Inset: Tasha Beamon (Saginaw County Jail). Background: The home where Beamon allegedly kept her sister-in-law imprisoned for years (Google Maps).
A 48-year-old woman in Michigan is accused of severely abusing her sister-in-law, allegedly imprisoning the 58-year-old in a locked basement against her will for years while providing barely enough food and water to survive.
Tasha Beamon was taken into custody last week and charged with one count each of unlawful imprisonment and first-degree abuse of a vulnerable adult, court records show.
The investigation into Beamon began when officers with the Saginaw Police Department responded to a home in the 1600 block of Gilbert Street at about 2 p.m. on March 15 regarding a call about a home being vandalized, local CBS affiliate WNEM reported. The caller told the dispatcher that a woman had just broken one of the windows of their home and was still outside the residence.
When officers arrived, they found a 58-year-old woman who said she had just escaped from a nearby house where she had been held against her will for about two years, according to reports from WNEM and MLive. The woman told police she broke the window so someone would call for help.
"She told officers she was not fed very often and that she didn't have any access to water," Saginaw Police Detective Sgt. Jeff Doud said, according to a report from MLive.
Authorities said the woman identified Beamon — her sister-in-law and caregiver — as the person who confined her in the basement since about 2024. The victim said she had been forced to stay on a mattress with a radio constantly blaring nearby, according to MLive.
"Usually, somebody was there," Doud said. "She didn't believe anyone was home at the time, so she was able to force a door open and escape."
A neighbor, Colton Ehlow, told local ABC affiliate WJRT he was startled to find the woman inside his home after she shattered his window with a metal pipe.
"She asks me to call the cops at first, which was weird. But that was the first thing she said to me: Call the cops," Ehlow said.
Ehlow described the woman as extremely frail.
"I thought she was like 78. She was this tall, skin and bones," he said.
He also spoke about how the basement was set up.

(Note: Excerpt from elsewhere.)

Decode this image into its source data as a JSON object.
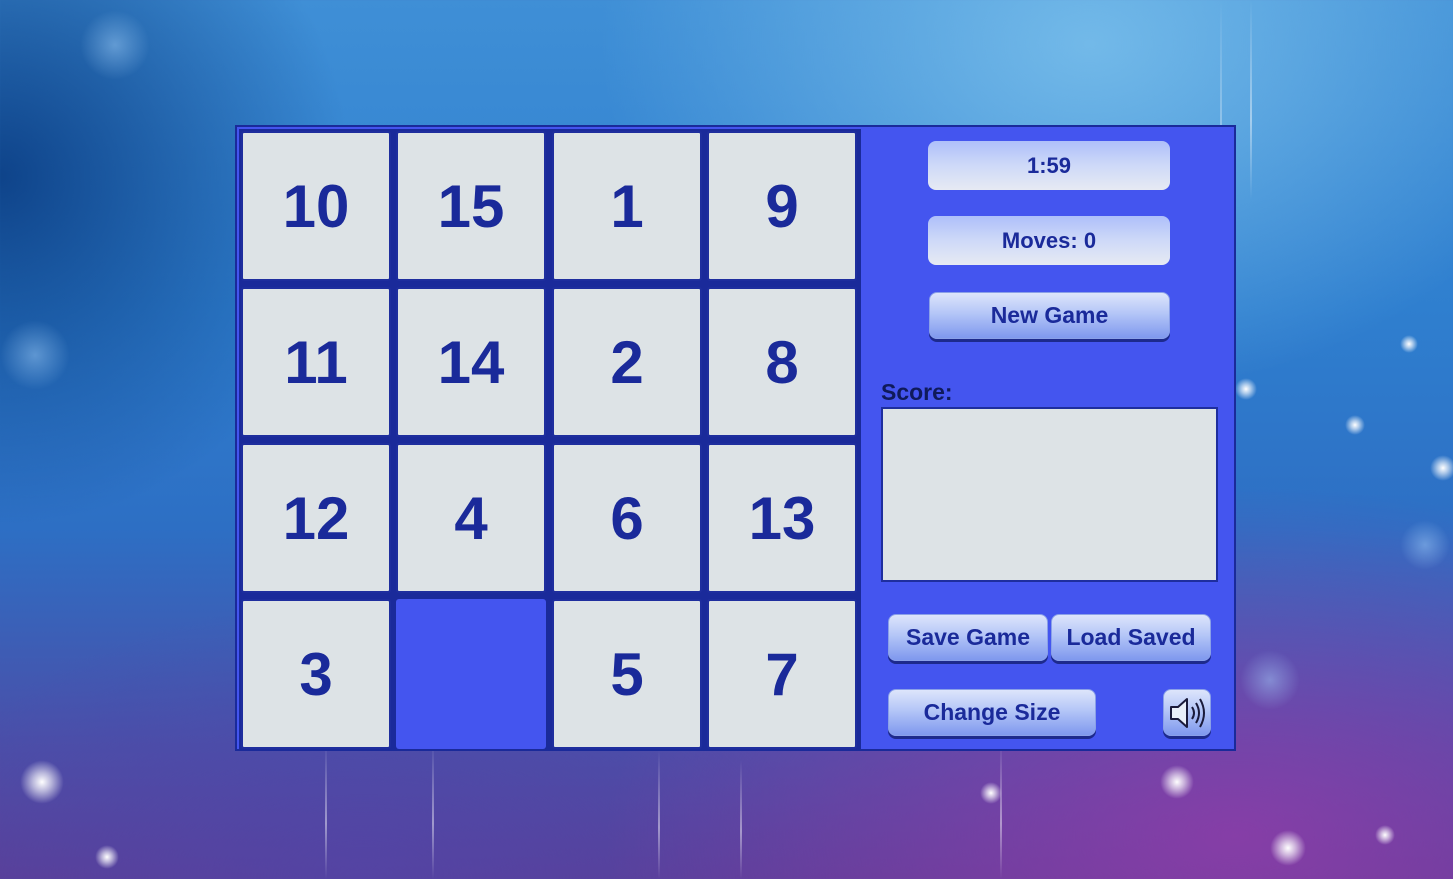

"It was on the outside door, so you can't get in from it," Ehlow said. "You can't unlock it from the inside, so that's what clued them to believe her that she was trapped there."
Investigators who searched Beamon's home reportedly found evidence consistent with the woman's account, including a locked basement door, a mattress, and containers of urine. Authorities also determined the victim had little to no access to food, water, a bathroom, or a shower.
Emergency responders transported the woman to a hospital, where staff determined she was suffering from severe malnourishment and could die if released, prosecutors alleged, according to MLive.
Beamon later admitted to keeping the woman in her home and not allowing her to leave, though she claimed the victim stayed in an upstairs bedroom — a statement that was reportedly contradicted by evidence at the scene.
Authorities believe Beamon may have been motivated by financial gain, alleging she kept the woman confined in order to collect her disability payments, Doud said.
Beamon is currently being held at the Saginaw County Jail, where a judge set her bond at $100,000. She is scheduled to make her next appearance in court on April 20.